Q-omics provides the consensus-scored RANBP6 profile across patient tissues and cancer cell-line models. RANBP6 expression is associated with patient survival in 23 of 34 cancer types, with the highest sampling consensus in KIRC. Among the 18 cancer types available for tumor–normal comparison, RANBP6 is differentially expressed in 10, with the highest sampling consensus in KIRC. Additionally, RANBP6 RNA expression shows 19,750 significant gene co-expression associations, with the highest sampling consensus in UVM. Together, these results highlight KIRC, and UVM as cancer lineages where RANBP6 shows reproducible signals across survival, tumor–normal expression, and patient cross-omics analyses.
Every result is evaluated using two consensus scores. Sampling consensus measures how consistently a finding is reproduced within a cancer lineage across different conditions. Lineage consensus measures how broadly the result is shared across cancer types, distinguishing pan-cancer signals from lineage-specific patterns.
Premium analyses for RANBP6 — synthetic lethality, tumor antigen, and pembrolizumab response.
This table summarizes RANBP6 survival associations across molecular data types. RANBP6 RNA expression shows survival associations in the most cancer types (23), followed by mutation status (5) and mass-spec protein abundance (6). The rightmost column indicates the cancer type with the highest sampling consensus for each molecular layer.
This table ranks reproducible RANBP6 RNA expression–survival associations across cancer types. High RANBP6 expression shows unfavorable associations in UVM and CESC, but favorable associations in KIRC, SKCM, BRCA and LGG. The KIRC Kaplan–Meier curve shows clear separation, with the low-expression group declining faster, consistent with the favorable association (log-rank p < 0.001). Together, the overview and detailed table identify KIRC as the clearest survival context for RANBP6 RNA expression.

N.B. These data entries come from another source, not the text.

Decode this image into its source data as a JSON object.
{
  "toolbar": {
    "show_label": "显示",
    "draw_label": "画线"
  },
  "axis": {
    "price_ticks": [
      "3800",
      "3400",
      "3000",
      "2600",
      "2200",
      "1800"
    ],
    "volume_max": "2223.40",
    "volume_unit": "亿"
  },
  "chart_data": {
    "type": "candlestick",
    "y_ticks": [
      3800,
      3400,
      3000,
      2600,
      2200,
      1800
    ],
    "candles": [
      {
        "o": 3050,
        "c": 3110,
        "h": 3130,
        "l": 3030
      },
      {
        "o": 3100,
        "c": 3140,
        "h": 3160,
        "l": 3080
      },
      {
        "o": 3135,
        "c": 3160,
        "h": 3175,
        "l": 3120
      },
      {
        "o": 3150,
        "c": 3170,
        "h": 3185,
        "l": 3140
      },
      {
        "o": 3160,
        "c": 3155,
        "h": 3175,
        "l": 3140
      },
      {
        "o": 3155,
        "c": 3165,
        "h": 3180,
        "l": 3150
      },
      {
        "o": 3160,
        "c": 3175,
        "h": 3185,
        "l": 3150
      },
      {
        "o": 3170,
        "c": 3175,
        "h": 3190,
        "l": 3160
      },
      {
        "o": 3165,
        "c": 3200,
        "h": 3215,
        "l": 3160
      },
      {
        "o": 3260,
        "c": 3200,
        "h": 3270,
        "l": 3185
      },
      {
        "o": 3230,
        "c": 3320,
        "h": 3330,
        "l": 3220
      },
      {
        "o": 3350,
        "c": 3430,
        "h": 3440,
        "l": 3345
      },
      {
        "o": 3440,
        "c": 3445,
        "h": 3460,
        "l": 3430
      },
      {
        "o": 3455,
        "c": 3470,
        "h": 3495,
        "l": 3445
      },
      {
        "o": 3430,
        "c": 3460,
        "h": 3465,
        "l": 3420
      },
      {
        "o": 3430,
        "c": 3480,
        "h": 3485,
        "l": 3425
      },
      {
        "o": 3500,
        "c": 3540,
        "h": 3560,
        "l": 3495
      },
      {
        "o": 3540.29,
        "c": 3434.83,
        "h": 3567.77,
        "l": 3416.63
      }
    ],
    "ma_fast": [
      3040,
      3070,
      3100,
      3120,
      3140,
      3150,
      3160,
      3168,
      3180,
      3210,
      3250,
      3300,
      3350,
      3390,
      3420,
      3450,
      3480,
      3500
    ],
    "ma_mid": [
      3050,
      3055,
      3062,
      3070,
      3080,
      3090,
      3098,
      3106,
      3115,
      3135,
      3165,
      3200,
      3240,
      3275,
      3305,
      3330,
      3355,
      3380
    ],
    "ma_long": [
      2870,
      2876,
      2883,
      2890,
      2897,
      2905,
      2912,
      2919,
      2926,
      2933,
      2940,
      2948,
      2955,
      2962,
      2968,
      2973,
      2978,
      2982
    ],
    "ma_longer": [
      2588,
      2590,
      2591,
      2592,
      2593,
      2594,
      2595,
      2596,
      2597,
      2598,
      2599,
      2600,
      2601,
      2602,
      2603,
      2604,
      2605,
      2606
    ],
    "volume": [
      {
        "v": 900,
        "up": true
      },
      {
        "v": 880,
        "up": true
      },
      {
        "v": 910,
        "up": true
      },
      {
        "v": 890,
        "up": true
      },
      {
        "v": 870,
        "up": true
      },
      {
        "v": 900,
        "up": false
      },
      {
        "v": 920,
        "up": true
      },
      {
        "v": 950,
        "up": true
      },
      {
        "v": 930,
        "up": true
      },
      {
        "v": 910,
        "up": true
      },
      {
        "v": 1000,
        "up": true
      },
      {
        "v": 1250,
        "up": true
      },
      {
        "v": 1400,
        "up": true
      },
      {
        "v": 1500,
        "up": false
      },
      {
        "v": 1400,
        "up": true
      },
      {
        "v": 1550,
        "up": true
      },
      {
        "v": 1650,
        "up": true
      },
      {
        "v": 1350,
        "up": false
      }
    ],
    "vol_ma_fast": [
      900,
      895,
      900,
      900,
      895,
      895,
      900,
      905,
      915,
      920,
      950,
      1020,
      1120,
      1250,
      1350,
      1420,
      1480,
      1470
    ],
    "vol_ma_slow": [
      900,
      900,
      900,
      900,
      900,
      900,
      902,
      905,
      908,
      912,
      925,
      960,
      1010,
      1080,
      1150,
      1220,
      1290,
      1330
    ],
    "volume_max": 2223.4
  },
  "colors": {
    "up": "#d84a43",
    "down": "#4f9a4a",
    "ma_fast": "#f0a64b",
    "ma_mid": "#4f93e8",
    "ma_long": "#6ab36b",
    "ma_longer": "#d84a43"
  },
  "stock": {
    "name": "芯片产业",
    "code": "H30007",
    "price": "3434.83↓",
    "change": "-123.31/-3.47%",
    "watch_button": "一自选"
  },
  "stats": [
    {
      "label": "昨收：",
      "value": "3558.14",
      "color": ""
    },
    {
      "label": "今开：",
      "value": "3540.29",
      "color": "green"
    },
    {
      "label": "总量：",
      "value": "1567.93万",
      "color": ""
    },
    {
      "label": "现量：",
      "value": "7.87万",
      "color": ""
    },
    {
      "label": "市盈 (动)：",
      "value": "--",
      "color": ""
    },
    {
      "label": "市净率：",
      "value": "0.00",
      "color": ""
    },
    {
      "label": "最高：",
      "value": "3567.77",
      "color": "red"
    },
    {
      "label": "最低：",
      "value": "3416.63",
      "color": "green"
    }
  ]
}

This table summarizes RANBP6 tumor–normal expression differences by data type. RNA shows broader differences across cancer types, with a lineage consensus of 10, while mass-spec protein shows differences in 4. The strongest signals are observed in KIRC for RNA and CCRCC for protein.
This table ranks reproducible tumor–normal expression differences for RANBP6. A negative fold-change indicates higher expression in normal tissue than in tumor tissue. RANBP6 shows lower tumor expression in KIRC, THCA and LUSC and higher tumor expression in COAD, CHOL and LIHC. The KIRC box plot shows higher RANBP6 RNA expression in normal versus tumor tissue (log2 FC = −0.708, t-test p < 0.001).
This table shows molecular features associated with RANBP6 in patient tissues and cancer cell lines. In patient samples, RANBP6 shows the broadest associations at the RNA and protein expression levels, with UVM recurring as the lineage with the largest associated feature set. In cancer cell lines, RANBP6 RNA and mutation anchors are most strongly linked to RNA-expression features, especially in BLOOD_Myeloma, while CRISPR and shRNA rows add functional-dependency signals in PANCREAS and BLOOD_Leukemia.